Revolutionary War Inspiration
George Washington was the first great leader of the American republic. Though filled with many flaws like any other person, he proved to be an extraordinary hero that our nation needed. Many people are familiar with Washington’s life and leadership skills, but many are unfamiliar with his vision for America’s future.
Early during the American Revolution, morale was low for the Continental Army. By 1777, several significant battles had been fought, with the British Empire securing victory in several. Two years before, in April 1775, the Revolution broke out with the Battles of Lexington and Concord in Middlesex County, Massachusetts. At Lexington, Continental troops were pushed back.
At Concord Bridge, however, the tide turned, as British troops were forced to retreat, and the American Revolution had officially begun. Following this, the city of Charlotte, North Carolina, reportedly became the first in the colonies to declare independence from the British crown. One year later, the Declaration of Independence was announced, proclaiming to the world the reasons for separation. Though the Continental Army would become a force to be reckoned with, they lost more than they gained during the war’s first years.
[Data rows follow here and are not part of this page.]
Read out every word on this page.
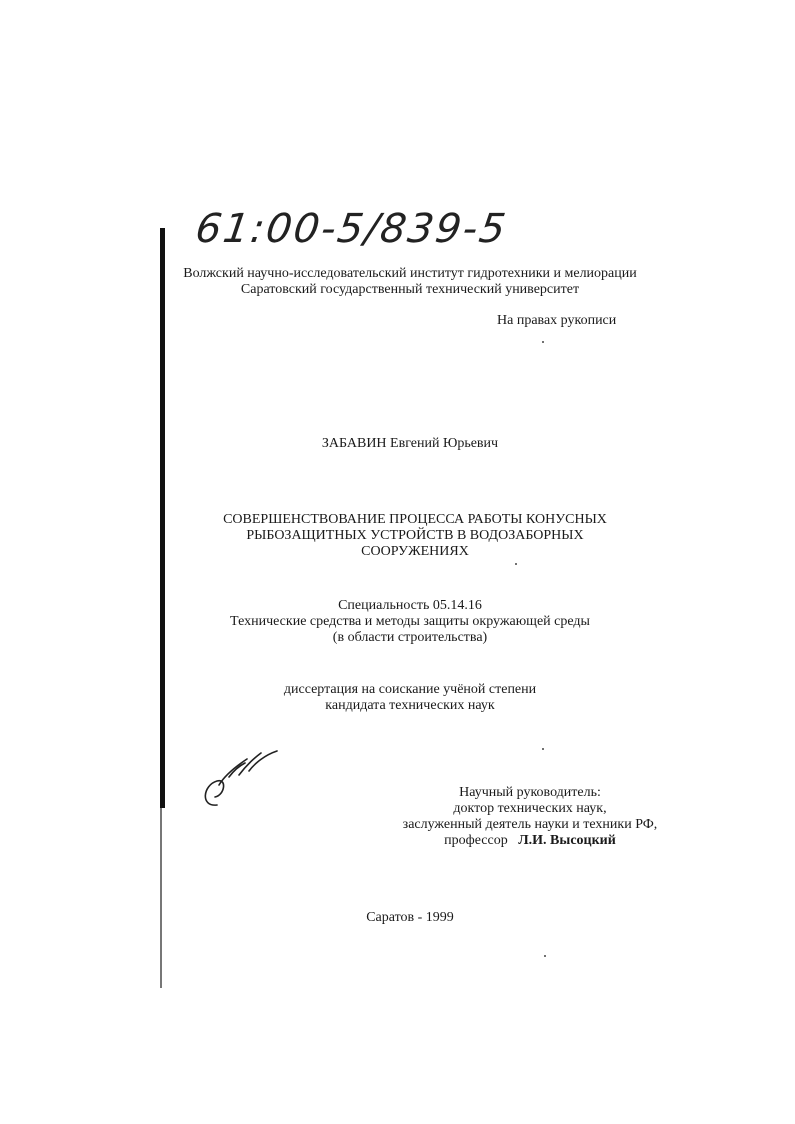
61:00-5/839-5
Волжский научно-исследовательский институт гидротехники и мелиорации
Саратовский государственный технический университет
На правах рукописи
ЗАБАВИН Евгений Юрьевич
СОВЕРШЕНСТВОВАНИЕ ПРОЦЕССА РАБОТЫ КОНУСНЫХ
РЫБОЗАЩИТНЫХ УСТРОЙСТВ В ВОДОЗАБОРНЫХ
СООРУЖЕНИЯХ
Специальность 05.14.16
Технические средства и методы защиты окружающей среды
(в области строительства)
диссертация на соискание учёной степени
кандидата технических наук
Научный руководитель:
доктор технических наук,
заслуженный деятель науки и техники РФ,
профессор Л.И. Высоцкий
Саратов - 1999
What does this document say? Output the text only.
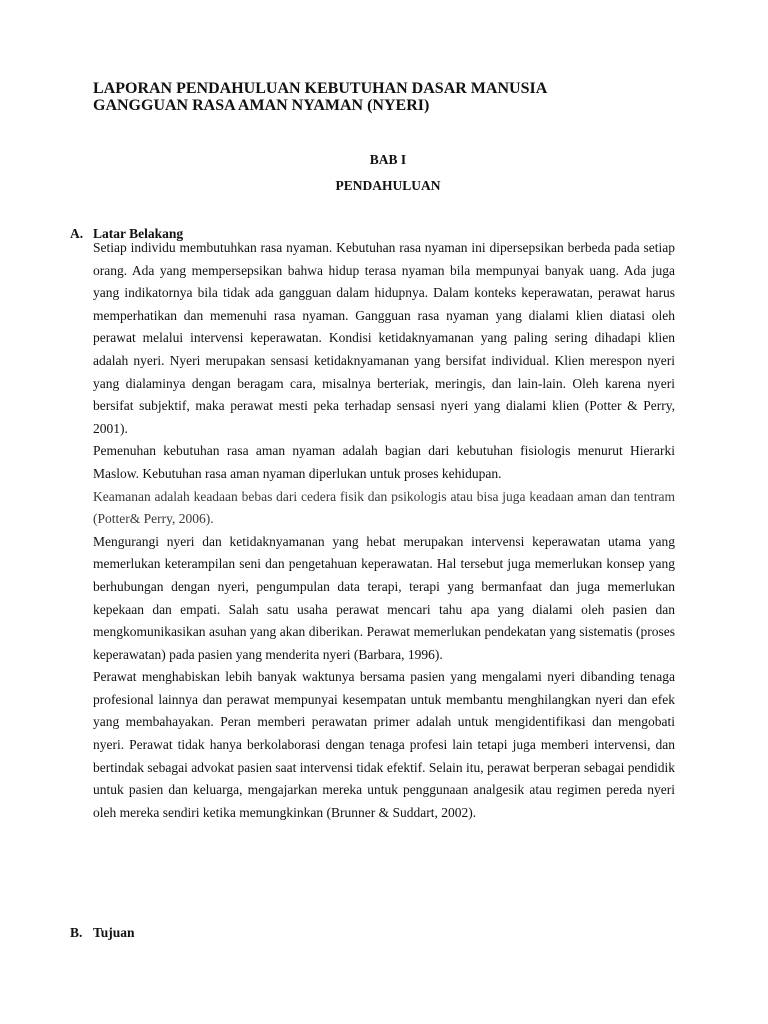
LAPORAN PENDAHULUAN KEBUTUHAN DASAR MANUSIA
GANGGUAN RASA AMAN NYAMAN (NYERI)
BAB I
PENDAHULUAN
A. Latar Belakang

Setiap individu membutuhkan rasa nyaman. Kebutuhan rasa nyaman ini dipersepsikan berbeda pada setiap orang. Ada yang mempersepsikan bahwa hidup terasa nyaman bila mempunyai banyak uang. Ada juga yang indikatornya bila tidak ada gangguan dalam hidupnya. Dalam konteks keperawatan, perawat harus memperhatikan dan memenuhi rasa nyaman. Gangguan rasa nyaman yang dialami klien diatasi oleh perawat melalui intervensi keperawatan. Kondisi ketidaknyamanan yang paling sering dihadapi klien adalah nyeri. Nyeri merupakan sensasi ketidaknyamanan yang bersifat individual. Klien merespon nyeri yang dialaminya dengan beragam cara, misalnya berteriak, meringis, dan lain-lain. Oleh karena nyeri bersifat subjektif, maka perawat mesti peka terhadap sensasi nyeri yang dialami klien (Potter & Perry, 2001).

Pemenuhan kebutuhan rasa aman nyaman adalah bagian dari kebutuhan fisiologis menurut Hierarki Maslow. Kebutuhan rasa aman nyaman diperlukan untuk proses kehidupan.

Keamanan adalah keadaan bebas dari cedera fisik dan psikologis atau bisa juga keadaan aman dan tentram (Potter& Perry, 2006).

Mengurangi nyeri dan ketidaknyamanan yang hebat merupakan intervensi keperawatan utama yang memerlukan keterampilan seni dan pengetahuan keperawatan. Hal tersebut juga memerlukan konsep yang berhubungan dengan nyeri, pengumpulan data terapi, terapi yang bermanfaat dan juga memerlukan kepekaan dan empati. Salah satu usaha perawat mencari tahu apa yang dialami oleh pasien dan mengkomunikasikan asuhan yang akan diberikan. Perawat memerlukan pendekatan yang sistematis (proses keperawatan) pada pasien yang menderita nyeri (Barbara, 1996).

Perawat menghabiskan lebih banyak waktunya bersama pasien yang mengalami nyeri dibanding tenaga profesional lainnya dan perawat mempunyai kesempatan untuk membantu menghilangkan nyeri dan efek yang membahayakan. Peran memberi perawatan primer adalah untuk mengidentifikasi dan mengobati nyeri. Perawat tidak hanya berkolaborasi dengan tenaga profesi lain tetapi juga memberi intervensi, dan bertindak sebagai advokat pasien saat intervensi tidak efektif. Selain itu, perawat berperan sebagai pendidik untuk pasien dan keluarga, mengajarkan mereka untuk penggunaan analgesik atau regimen pereda nyeri oleh mereka sendiri ketika memungkinkan (Brunner & Suddart, 2002).

B. Tujuan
The Revolution’s Early Battles
In June 1775, the Battle of Bunker Hill was fought in Charlestown, Massachusetts. British forces won a Pyrrhic victory, but captured the Charlestown Peninsula. Then, on December 31 of that year, the Battle of Quebec gained British troops additional ground. In late summer of 1776, the Battle of Long Island – one of the largest battles of the war – gave British troops another victory. At Saratoga, however, things were slowly about to change.
Fought along the Hudson River in New York and Vermont, the first battle resulted in a British success. The second, however, witnessed a Continental victory. With American morale running low, a victory here certainly improved morale. But with winter approaching, the Continental Army needed a place to hunker down. On December 19, 1777, George Washington and the patriots began their winter encampment at Valley Forge, Pennsylvania.
The winter at Valley Forge is often romanticized in portraits and media. Many images show Washington gallantly on his horse, as he inspects the soldiers going about their lives in camp, whether it be around the fire or on patrol. In reality, however, conditions there were very harsh. Alongside the freezing weather, rations and supplies ran low. To make matters worse, diseases were very frequent. It is estimated as many as 2,000 soldiers died due to disease and malnutrition.
Though morale was still low, Washington did not give up hope. A deeply religious man, Washington continuously prayed and sought God’s guidance for his army and the American people. Washington’s prayers would later be answered, as American forces, leading to the climax at Yorktown, Virginia, soon began to win many more victories. Washington’s legacy would be well-rooted within American memory, as would the trials experienced by the troops at Valley Forge.
Throughout the early and middle parts of the 19th century, Americans would find unity and disagreement on many issues, especially regarding the institution of African slavery. In 1859, one man stepped forward with a remarkable story. At 99 years of age, Anthony Sherman disclosed to Wesley Bradshaw, a journalist, a remarkable tale, the reader can decide if it’s true. Known as “George Washington’s Vision,” it is recorded in the Library of Congress and was republished in 1880 and 1950.
“You will see it verified.”
On July 4, 1859, Bradshaw met Sherman at Independence Hall in Philadelphia, Pennsylvania. Claiming to be a veteran of the Continental Army who was present at Valley Forge, Sherman stated, “I want to tell you of an event in Washington’s life – one which no one alive knows of except myself; and if you live, you will before long see it verified.” Sherman spoke of how Washington would wander off alone to pray. According to Sherman, Washington emerged from his quarters, looking as if he had just had a frightening experience. Eventually, Washington spoke of what was troubling him. The following is Washington’s story.
The Prophetic Vision as Told
A Mysterious Visitor
“I do not know whether it is owing to the anxiety of my mind, or what, but this afternoon, as I was sitting at this table engaged in preparing a dispatch, something in the apartment seemed to disturb me. Looking up, I beheld standing opposite me a singular beautiful being. So astonished was I, for I had given strict orders not to be disturbed, that it was some moments before I found language to inquire the cause of the visit.”Attributed to George Washington, by Anthony Sherman
Washington stated that he witnessed “three great perils” in his vision. As is typical with most prophecies, the vision consisted mainly of metaphorical imagery. According to Washington, the three great perils would directly involve America, and all three would be very dark times for the country. Though deadly, however, the perils would result in America becoming victorious each time. As the Son of the Republic would see, the Union would be under God’s protection, and safe from destruction.